Eine Zweiteilung des THW in verbleibende Schulungsräume an der Ubostraße und die Unterbringung der Fahrzeuge andernorts aber funktioniert laut Dienststellenleiter Andreas Bieleck aufgrund des Dienstbetriebs nicht. "Und alternative freie Grundstücke des Bundes, um den gesamten Standort zu verlagern, gibt es nicht. Das haben wir geprüft." Immerhin: Für die Reitstallbesitzerin Andrea Dirndorfer, die lange um ihre Zukunft auf dem Areal bangte, ist die jüngste Überlegung "durchaus vertretbar". Die sieht vor, die Belandwiese und eine Fläche mit abzureißenden Häusern hinter dem THW als Koppel mitzunutzen.

Auch der Bahnhof und die Verbindung nach Neuaubing müssen berücksichtigt werden

Dass das Thema komplex ist, weil es dabei neben dem Dorfplatz und der Neuordnung des Areals Ubostraße 7-9 auch noch um Lösungen für den Bahnbereich und insbesondere um eine barrierefreie Verbindung nach Neuaubing geht, ist den anwesenden Stadträten bewusst. "Wir brauchen hier quasi die eierlegende Wollmilchsau", sagt Kainz. Oder, wie Post sich ausdrückt, den "mopsgedackelten Windhundspitz". Angesichts der Tatsache, dass die Gestaltung des Dorfplatzes noch sieben Jahre aus Städtebaufördermitteln finanziert werden könnte, plädiert Kainz zudem dafür, dessen Realisierung sofort anzugehen.

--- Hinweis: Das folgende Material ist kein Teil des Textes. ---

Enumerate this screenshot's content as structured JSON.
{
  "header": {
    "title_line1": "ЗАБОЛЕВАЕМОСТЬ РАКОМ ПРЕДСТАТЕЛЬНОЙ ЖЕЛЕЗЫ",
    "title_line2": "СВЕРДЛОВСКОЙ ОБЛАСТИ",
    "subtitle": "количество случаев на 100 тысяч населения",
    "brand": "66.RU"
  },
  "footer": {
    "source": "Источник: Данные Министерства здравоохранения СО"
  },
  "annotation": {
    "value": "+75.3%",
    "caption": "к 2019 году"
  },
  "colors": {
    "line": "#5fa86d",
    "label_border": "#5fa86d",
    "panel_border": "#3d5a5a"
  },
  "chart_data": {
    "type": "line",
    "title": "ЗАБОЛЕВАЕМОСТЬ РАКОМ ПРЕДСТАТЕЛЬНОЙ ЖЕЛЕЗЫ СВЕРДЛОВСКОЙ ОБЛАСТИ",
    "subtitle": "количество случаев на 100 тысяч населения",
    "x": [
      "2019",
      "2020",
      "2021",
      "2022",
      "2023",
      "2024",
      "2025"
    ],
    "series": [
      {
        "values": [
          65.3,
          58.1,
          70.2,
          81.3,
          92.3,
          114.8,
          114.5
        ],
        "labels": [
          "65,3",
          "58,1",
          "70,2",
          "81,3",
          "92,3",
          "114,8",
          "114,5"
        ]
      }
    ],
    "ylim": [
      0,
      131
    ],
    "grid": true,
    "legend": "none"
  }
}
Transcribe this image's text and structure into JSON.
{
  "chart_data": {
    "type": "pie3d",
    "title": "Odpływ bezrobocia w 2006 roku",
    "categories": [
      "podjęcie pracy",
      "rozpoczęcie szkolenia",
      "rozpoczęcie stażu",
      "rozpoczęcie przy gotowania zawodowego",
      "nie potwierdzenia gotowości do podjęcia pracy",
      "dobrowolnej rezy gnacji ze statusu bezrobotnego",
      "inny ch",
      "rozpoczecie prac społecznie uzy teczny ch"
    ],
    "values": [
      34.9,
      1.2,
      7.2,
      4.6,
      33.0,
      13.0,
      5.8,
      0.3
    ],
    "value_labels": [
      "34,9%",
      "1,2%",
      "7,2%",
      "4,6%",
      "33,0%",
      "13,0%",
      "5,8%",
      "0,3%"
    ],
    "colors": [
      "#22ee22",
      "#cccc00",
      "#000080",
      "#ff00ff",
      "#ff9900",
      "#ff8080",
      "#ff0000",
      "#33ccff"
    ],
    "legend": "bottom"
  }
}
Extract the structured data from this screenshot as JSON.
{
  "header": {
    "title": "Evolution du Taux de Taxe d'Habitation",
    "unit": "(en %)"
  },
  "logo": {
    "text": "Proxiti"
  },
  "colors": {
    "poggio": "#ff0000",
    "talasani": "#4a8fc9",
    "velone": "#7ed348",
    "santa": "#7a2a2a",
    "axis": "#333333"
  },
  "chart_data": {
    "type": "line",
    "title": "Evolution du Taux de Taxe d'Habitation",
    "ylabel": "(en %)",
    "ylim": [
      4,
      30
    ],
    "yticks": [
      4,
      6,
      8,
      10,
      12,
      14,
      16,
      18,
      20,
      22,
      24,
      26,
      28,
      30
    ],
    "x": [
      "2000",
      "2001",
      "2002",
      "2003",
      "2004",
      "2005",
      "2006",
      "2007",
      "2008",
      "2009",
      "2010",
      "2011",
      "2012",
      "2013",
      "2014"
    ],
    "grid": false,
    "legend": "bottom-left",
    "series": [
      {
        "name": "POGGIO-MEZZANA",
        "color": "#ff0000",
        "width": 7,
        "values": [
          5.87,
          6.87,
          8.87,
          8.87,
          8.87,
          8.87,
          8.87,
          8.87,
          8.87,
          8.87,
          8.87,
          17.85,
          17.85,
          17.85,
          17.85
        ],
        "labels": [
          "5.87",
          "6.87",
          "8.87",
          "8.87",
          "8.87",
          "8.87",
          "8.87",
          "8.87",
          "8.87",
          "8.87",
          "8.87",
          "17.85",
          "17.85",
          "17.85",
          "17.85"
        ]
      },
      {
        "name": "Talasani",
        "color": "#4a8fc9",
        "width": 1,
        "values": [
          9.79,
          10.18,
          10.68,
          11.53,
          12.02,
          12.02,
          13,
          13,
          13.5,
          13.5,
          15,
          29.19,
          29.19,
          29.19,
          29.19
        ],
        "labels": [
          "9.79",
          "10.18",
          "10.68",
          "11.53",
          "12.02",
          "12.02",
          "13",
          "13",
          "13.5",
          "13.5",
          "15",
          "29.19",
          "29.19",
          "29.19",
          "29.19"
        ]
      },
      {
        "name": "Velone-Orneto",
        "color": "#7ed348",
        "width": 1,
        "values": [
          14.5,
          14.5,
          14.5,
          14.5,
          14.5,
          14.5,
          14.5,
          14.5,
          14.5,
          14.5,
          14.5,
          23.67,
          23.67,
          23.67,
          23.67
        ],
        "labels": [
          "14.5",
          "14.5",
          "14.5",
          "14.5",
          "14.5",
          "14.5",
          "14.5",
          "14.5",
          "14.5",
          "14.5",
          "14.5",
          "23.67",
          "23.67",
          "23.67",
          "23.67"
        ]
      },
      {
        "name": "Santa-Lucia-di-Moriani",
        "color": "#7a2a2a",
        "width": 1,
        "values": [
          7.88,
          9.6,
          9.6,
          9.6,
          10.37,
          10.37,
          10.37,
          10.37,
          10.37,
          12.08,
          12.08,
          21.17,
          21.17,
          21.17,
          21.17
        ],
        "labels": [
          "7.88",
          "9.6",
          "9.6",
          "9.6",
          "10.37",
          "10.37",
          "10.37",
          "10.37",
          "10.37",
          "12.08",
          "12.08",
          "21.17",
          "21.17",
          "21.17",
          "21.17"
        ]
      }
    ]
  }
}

Und den Rest "step by step" nachzuziehen.

Mitglieder des Fördervereins dagegen wünschen sich einen Bebauungsplan für das Gesamtareal, halten eine scheibchenweise Vorgehensweise für wenig sinnvoll. Zumal man Fördermittel verlängern könne. "Ich habe das selbst gemacht", betont Werner Dilg, früher bei der Regierung von Oberbayern für Stadtsanierungen zuständig. Kerstin Oertel von der Münchner Stadtsanierung widerspricht. "Inzwischen dringt der Bundesbauminister darauf, Fördermittel künftig nur noch für zehn statt wie bisher für 15 Jahre zu genehmigen." Von Verlängerungen ganz zu schweigen. Ein städtebaulicher Wettbewerb sei daher die sinnvollere Entscheidung. Er müsse nur eben "so gestaltet werden, dass die Schnittstellen gut funktionieren". Noch ist die Planung ganz am Anfang. Die Bürgerbeteiligungs-Ergebnisse sollen jetzt in eine Beschlussempfehlung für den Stadtrat für das weitere Vorgehen eingearbeitet werden.